The pleasures of Union Pacific begin when you enter the dining room, designed by the famed Larry Bogdanow. But the real satisfactions come from the food. The talented Rocco DiSpirito leans toward unusual ingredients in surprising combinations; solid French technique and a keen sensitivity to balance transform his dishes from the unlikely into the extraordinary. One appetizer deftly integrates the sweetness of Taylor Bay scallops, the brininess of sea urchin, the acidity of tomato essence and the heat of mustard oil. His squab is lacquered with a sweet-tart pomegranate and cinnamon glaze, which acts as a foil to the rich gaminess of the bird.
During the meal, I noticed my friends beaming, and upon departing the restaurant, they admitted that there were few places in Paris where they could eat as well.
After they left town, I found myself longing for France and thought of Balthazar (80 Spring St.; 212-965-1414), since this wildly popular brasserie has an authentic Parisian look and feel. Bal-thazar has become even better known, though, for its busy signal (it can take 30 minutes to get through) and for the amount of time the reservationist keeps you on hold (20 minutes or so). Unless your face is on billboards or your name on underwear, the reservations game, shall we say, favors the house. When I told a friend how much time I'd wasted, he said, "Even the French at their most French don't make things that difficult. Forget Balthazar." And then I remembered Jean Claude (137 Sullivan St.; 212-475-9232).

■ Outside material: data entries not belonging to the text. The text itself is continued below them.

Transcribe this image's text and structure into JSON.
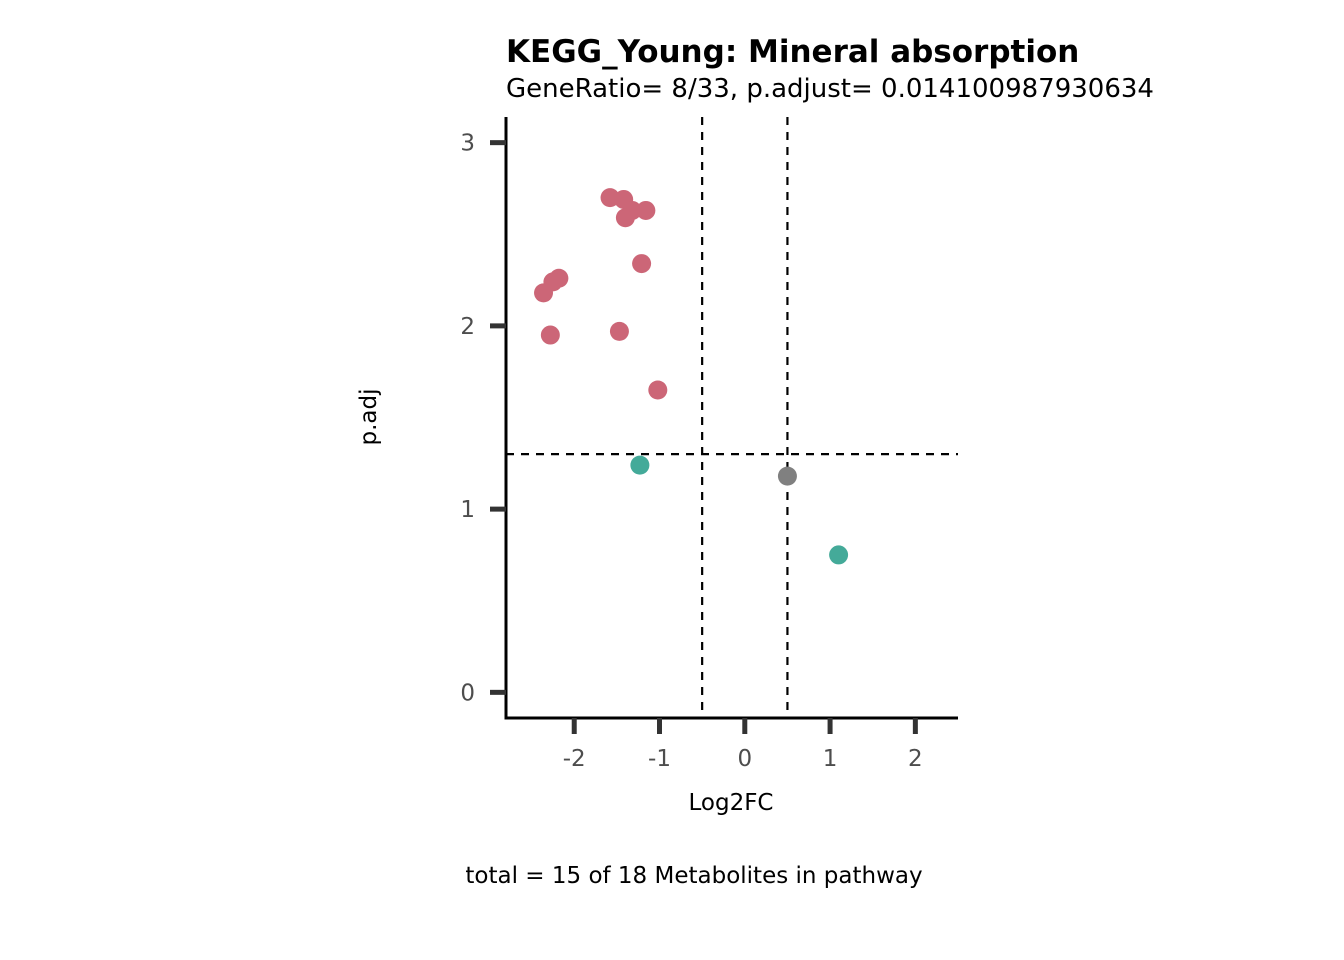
{
  "chart_data": {
    "type": "scatter",
    "title": "KEGG_Young: Mineral absorption",
    "subtitle": "GeneRatio= 8/33, p.adjust= 0.014100987930634",
    "xlabel": "Log2FC",
    "ylabel": "p.adj",
    "caption": "total = 15 of 18 Metabolites in pathway",
    "xlim": [
      -2.8,
      2.5
    ],
    "ylim": [
      -0.14,
      3.14
    ],
    "xticks": [
      -2,
      -1,
      0,
      1,
      2
    ],
    "xtick_labels": [
      "-2",
      "-1",
      "0",
      "1",
      "2"
    ],
    "yticks": [
      0,
      1,
      2,
      3
    ],
    "ytick_labels": [
      "0",
      "1",
      "2",
      "3"
    ],
    "vlines": [
      -0.5,
      0.5
    ],
    "hline": 1.3,
    "grid": false,
    "legend": "none",
    "colors": {
      "red": "#cc6677",
      "teal": "#44aa99",
      "grey": "#808080"
    },
    "points": [
      {
        "x": -1.58,
        "y": 2.7,
        "color": "red"
      },
      {
        "x": -1.42,
        "y": 2.69,
        "color": "red"
      },
      {
        "x": -1.32,
        "y": 2.63,
        "color": "red"
      },
      {
        "x": -1.16,
        "y": 2.63,
        "color": "red"
      },
      {
        "x": -1.4,
        "y": 2.59,
        "color": "red"
      },
      {
        "x": -1.21,
        "y": 2.34,
        "color": "red"
      },
      {
        "x": -2.18,
        "y": 2.26,
        "color": "red"
      },
      {
        "x": -2.25,
        "y": 2.24,
        "color": "red"
      },
      {
        "x": -2.36,
        "y": 2.18,
        "color": "red"
      },
      {
        "x": -1.47,
        "y": 1.97,
        "color": "red"
      },
      {
        "x": -2.28,
        "y": 1.95,
        "color": "red"
      },
      {
        "x": -1.02,
        "y": 1.65,
        "color": "red"
      },
      {
        "x": -1.23,
        "y": 1.24,
        "color": "teal"
      },
      {
        "x": 0.5,
        "y": 1.18,
        "color": "grey"
      },
      {
        "x": 1.1,
        "y": 0.75,
        "color": "teal"
      }
    ]
  }
}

The only phone in this small bistro, opened six years ago by Jean-Claude Iacovelli, is a pay phone by the rest rooms, but there's no need to call in advance because the restaurant doesn't take reservations. While this means there may be a wait, the reward is terrific food that doesn't cost much. Where else can $8 satisfy a craving for foie gras? A wonderful appetizer of thin curls of squid in a slick of coriander, cayenne, curry and cinnamon costs even less. To follow, there's perfectly slow-roasted lamb with garlic and thyme. The trade-off is that the dining room is packed shoulder to shoulder, payment is cash only and service can be with or without charm, depending on some unfathomable Gallic calculation.
One Saturday night soon after I ate at Jean Claude, I walked by Moomba (133 Seventh Ave. S.; 212-989-1414), another Manhattan restaurant with a buzz. But you certainly can't see the action from the street. Although the restaurant has big windows, they are covered with thick curtains. Want to peek in the door? Not very likely, since you have to pass a velvet rope and a bouncer. I don't suppose Moomba will win any hospitality awards, and it probably doesn't care to. For that, I can always count on chef-owner Alan Tardi's gracious Follonico (6 W. 24th St.; 212-691-6359).

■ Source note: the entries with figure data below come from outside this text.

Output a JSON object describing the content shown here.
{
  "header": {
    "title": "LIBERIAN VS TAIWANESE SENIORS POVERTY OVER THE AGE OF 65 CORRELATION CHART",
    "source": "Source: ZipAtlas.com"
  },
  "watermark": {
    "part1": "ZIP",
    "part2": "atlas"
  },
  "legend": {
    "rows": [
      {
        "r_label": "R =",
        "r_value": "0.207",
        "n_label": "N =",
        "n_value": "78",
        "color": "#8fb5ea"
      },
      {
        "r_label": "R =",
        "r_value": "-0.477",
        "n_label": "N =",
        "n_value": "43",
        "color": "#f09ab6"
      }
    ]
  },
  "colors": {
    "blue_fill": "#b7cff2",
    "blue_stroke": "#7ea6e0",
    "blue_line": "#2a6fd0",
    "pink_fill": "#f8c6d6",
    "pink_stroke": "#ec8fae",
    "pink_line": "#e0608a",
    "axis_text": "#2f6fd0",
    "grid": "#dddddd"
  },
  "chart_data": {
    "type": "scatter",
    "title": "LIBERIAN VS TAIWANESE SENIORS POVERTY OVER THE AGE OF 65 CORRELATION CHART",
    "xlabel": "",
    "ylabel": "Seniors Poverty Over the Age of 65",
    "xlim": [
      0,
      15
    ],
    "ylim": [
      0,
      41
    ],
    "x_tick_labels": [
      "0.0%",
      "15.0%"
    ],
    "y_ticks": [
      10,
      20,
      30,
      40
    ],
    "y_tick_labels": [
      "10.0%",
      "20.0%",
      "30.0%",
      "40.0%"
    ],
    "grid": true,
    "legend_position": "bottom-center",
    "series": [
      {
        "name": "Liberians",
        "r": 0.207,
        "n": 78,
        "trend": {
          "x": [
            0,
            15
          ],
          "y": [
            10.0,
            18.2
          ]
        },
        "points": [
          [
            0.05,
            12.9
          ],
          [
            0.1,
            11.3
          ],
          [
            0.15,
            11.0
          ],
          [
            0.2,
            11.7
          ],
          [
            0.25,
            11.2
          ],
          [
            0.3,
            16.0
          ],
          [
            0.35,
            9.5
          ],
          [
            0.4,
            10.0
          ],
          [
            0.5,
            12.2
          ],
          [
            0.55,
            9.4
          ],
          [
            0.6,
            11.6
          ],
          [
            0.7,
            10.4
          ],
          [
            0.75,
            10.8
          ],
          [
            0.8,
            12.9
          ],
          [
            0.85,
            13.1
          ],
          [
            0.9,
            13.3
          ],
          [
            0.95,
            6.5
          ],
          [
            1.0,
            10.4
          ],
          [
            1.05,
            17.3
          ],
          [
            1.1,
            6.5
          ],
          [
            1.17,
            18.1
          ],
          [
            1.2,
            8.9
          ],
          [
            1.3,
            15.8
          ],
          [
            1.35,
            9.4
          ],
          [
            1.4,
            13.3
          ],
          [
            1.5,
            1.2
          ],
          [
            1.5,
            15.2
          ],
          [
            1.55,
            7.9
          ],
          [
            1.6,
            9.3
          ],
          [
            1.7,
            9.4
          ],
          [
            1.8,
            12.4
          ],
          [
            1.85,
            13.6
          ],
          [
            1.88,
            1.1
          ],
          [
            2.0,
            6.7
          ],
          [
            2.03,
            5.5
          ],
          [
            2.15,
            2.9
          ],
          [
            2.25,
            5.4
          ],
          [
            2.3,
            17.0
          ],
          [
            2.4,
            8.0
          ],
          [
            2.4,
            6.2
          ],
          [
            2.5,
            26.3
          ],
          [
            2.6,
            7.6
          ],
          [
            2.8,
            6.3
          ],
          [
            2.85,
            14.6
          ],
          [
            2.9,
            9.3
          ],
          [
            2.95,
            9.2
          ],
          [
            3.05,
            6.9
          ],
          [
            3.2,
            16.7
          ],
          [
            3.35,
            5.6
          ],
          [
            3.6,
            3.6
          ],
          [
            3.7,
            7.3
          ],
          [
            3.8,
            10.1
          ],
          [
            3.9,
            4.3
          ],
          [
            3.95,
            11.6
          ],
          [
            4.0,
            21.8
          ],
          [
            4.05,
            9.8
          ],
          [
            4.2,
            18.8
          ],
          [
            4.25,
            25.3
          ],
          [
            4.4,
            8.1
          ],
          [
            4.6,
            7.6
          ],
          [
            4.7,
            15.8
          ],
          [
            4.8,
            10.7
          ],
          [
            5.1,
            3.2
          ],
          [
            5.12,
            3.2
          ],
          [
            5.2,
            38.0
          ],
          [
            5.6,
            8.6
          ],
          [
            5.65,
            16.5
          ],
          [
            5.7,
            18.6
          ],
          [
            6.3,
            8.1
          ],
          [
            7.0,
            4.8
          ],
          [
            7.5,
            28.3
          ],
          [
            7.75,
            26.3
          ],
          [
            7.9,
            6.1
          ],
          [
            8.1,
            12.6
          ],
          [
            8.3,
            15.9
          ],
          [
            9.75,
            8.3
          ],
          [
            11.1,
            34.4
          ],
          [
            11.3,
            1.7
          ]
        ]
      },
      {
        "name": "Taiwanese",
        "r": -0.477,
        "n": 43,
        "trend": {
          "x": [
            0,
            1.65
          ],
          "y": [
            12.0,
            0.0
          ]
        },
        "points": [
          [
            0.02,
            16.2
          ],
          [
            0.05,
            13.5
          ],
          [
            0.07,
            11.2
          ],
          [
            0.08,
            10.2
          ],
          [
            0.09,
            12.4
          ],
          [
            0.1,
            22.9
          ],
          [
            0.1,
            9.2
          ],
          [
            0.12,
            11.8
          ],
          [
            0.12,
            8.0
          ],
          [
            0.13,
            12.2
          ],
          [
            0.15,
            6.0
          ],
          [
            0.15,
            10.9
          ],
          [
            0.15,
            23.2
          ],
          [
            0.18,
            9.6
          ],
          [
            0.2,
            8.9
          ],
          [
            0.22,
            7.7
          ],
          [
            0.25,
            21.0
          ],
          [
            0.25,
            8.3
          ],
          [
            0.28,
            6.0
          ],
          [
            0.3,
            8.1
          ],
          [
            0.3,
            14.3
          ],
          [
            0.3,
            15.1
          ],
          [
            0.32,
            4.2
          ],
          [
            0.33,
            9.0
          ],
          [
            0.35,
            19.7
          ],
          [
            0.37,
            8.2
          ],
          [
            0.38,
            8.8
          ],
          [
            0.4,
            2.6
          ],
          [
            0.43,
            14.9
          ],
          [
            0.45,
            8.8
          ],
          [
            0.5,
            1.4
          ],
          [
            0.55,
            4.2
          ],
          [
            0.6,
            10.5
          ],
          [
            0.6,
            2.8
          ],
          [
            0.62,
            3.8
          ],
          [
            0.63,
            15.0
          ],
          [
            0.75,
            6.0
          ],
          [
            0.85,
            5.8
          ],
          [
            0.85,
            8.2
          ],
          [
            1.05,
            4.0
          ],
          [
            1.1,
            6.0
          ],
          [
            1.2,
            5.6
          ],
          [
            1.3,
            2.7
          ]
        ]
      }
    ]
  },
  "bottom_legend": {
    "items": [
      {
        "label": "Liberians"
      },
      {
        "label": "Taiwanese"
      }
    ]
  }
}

Follonico has the understated appeal of an Italian countryside inn. Four years ago, I thought that I'd discovered the restaurant, but I have since come to realize that everyone has the same proprietary feeling about it. Having eaten here so many times, I can report that I've had good meals and exceptional ones. I've never left unhappy.
I like to start with a hot bath: the Piedmontese bagna cauda, a pot of oil, garlic and anchovy, into which you dip vegetables. The delightful fazzoletto is a thin blanket of pasta, with herbs or flowers pressed into it, on a ragout that may contain morels, fiddlehead ferns and wild leeks. Tardi also takes a whole fish (usually red snapper), stuffs it with herbs and bakes it in a crust of spices and rock salt, which preserves the pristine flavors.
Restaurants with bouncers must know the clock is running. At Follonico, time has a way of standing still.